日本都市(船橋市藤原6、TEL 047-429-1560)が2月9日、馬込沢駅前に開設した千葉支社(藤原7)が、オフィスを横断するように道路が走っていることがブログやSNSなどで話題になっている。
同社は道路区画線や道路標示、土木工事や舗装工事を手掛ける会社。グループ8社、社員数130人、合計売上高18億円。千葉支社は、昨年同社が買収した「日本都市馬込沢ビル」の3~4階に入居している。3階部分を内勤事務や営業、請求業務などの事務所スペースとして、4階部分を従業員寮として使用。
事務所スペースは約234坪。会議室、トイレ、給湯スペースなどと、執務スペースを隔てる形でオフィスの中央に道路が走っている。対面通行の道路で執務スペースからトイレや給湯室に向かう際、道路を横断するには横断歩道を渡るようになっている。
オフィス内から道路をエントランス方面に歩くと、執務スペース入り口付近に直進と右折可能の道路標示が書かれている。全ての道路標示は本物の寸法を同比率で縮小、忠実に再現している。
「何となく左側通行をしてしまう。外出の前に『止まれ』の停止線で一時止まって『忘れ物はないかな』と振り返って考えるようになった」と総務担当の黒須和也さん。「自分たちがやっている仕事が、どのような仕事なのかを再認識するには、もってこいのデザイン」と社員からは好評だという。
施工とデザインを手掛けたのは文具大手のプラス。同社の「事業内容と機能性を両立させるデザインを」というニーズに対して今回の提案を行った。通常オフィスで使われる内装費の約2倍がかかったという。

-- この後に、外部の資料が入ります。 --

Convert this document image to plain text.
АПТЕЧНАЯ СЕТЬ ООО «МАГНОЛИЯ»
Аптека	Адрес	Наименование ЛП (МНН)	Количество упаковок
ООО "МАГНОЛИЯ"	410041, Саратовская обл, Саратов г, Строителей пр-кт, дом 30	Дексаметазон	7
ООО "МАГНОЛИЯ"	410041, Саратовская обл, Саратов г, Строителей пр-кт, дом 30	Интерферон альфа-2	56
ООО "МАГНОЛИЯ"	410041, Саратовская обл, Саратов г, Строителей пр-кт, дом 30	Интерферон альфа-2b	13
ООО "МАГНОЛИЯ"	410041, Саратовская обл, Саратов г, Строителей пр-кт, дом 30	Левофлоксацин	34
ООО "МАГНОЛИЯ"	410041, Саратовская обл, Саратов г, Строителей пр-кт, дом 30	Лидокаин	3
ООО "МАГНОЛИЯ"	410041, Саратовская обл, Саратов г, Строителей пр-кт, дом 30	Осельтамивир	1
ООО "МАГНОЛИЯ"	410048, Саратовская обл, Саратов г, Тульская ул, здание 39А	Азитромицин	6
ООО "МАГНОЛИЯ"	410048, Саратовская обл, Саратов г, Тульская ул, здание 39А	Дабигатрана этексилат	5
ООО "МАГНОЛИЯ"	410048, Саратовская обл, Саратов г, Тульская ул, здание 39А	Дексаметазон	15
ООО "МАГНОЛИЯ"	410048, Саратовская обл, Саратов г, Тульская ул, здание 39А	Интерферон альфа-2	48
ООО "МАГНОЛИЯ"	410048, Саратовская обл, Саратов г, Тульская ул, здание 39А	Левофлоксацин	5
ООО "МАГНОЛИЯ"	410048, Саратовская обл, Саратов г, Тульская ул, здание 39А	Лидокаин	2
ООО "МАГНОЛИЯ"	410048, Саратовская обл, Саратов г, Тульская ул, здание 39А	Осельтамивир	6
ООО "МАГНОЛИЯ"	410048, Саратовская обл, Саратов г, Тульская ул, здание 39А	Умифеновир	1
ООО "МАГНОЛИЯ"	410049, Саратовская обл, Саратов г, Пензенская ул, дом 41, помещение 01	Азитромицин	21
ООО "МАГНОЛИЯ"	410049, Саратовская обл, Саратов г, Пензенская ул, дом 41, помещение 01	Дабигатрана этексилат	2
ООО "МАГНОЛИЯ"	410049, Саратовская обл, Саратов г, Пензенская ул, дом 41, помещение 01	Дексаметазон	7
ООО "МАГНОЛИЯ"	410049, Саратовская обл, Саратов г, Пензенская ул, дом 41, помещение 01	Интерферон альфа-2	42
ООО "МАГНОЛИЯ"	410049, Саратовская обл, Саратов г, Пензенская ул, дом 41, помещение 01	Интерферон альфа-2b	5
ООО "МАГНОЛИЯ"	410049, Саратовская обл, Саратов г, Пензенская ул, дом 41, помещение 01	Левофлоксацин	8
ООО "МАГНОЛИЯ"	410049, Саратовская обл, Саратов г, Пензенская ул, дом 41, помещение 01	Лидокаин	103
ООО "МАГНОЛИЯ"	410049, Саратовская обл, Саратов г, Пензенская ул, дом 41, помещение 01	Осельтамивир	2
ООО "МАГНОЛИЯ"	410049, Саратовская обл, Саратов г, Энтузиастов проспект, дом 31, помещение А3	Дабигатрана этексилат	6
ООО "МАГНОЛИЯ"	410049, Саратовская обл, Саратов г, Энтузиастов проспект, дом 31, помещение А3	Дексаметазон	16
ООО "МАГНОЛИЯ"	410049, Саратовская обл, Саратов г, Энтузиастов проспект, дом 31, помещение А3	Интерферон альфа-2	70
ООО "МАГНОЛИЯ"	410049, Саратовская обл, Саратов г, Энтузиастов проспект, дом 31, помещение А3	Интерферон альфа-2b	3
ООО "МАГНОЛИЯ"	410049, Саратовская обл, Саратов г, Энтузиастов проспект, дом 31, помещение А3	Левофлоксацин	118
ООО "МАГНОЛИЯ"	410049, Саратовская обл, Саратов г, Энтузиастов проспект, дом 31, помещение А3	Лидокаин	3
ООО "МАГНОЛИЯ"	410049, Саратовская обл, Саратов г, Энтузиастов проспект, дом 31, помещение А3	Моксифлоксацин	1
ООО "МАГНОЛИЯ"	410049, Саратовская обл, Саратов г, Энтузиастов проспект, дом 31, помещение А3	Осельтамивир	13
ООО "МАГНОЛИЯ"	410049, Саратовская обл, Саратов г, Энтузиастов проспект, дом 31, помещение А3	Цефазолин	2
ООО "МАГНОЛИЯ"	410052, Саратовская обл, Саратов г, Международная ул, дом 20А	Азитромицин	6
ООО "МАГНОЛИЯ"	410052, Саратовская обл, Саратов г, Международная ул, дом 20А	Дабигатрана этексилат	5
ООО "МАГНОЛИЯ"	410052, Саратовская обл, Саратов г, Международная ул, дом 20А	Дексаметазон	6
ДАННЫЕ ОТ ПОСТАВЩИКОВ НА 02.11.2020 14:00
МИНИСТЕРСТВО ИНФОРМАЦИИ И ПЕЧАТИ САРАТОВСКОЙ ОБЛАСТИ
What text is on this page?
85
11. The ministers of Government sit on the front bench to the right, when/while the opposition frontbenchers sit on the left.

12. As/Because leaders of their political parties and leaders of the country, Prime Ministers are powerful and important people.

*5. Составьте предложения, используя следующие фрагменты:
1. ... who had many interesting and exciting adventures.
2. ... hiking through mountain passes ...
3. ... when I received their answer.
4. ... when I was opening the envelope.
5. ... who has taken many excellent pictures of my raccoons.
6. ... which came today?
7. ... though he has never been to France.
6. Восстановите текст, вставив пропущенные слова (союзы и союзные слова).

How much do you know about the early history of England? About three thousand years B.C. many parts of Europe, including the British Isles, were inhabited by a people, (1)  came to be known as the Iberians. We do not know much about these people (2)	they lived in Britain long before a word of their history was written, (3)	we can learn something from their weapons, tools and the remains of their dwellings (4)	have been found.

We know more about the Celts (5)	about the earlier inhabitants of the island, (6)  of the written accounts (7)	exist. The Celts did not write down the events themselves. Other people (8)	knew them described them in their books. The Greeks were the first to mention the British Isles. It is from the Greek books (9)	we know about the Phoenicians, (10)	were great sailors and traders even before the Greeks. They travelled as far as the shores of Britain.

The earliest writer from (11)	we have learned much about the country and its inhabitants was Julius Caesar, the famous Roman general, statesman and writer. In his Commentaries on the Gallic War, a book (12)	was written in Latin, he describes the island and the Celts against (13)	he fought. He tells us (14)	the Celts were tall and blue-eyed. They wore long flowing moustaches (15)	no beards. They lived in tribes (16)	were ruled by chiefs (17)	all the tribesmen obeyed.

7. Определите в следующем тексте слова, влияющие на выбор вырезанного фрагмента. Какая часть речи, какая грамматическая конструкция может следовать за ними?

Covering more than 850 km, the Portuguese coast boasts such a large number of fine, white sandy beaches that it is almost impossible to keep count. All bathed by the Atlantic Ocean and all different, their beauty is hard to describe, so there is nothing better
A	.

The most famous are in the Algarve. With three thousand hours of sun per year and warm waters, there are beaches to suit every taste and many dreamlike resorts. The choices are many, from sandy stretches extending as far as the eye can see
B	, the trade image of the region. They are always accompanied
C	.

「仲間と3人で道路の白線引きから独立した。創業の気持ちに立ち返って事務所のデザインを決めた」と同社の大原俊弘社長。「こういったデザインにすることで、自分たちのやっている仕事が市民を守っているという誇りを感じてもらいたかった」とも。
新事務所の開設に合わせて名刺デザインも新調。名前や肩書が明記された上半分と、電話番号などが書かれた下半分のスペースを仕切る線も道路。もちろん実際の道路のスケールをそのまま縮小して使っている。
船橋市内では同社ホームページやブログなどを通じて発信された情報が、フェイスブックやツイッターなどのSNSを中心として拡散。「学校の中がこんなだといいね」「交通公園みたいで楽しいね」「左側通行なんだね」などとコメントが殺到し話題を呼んだ。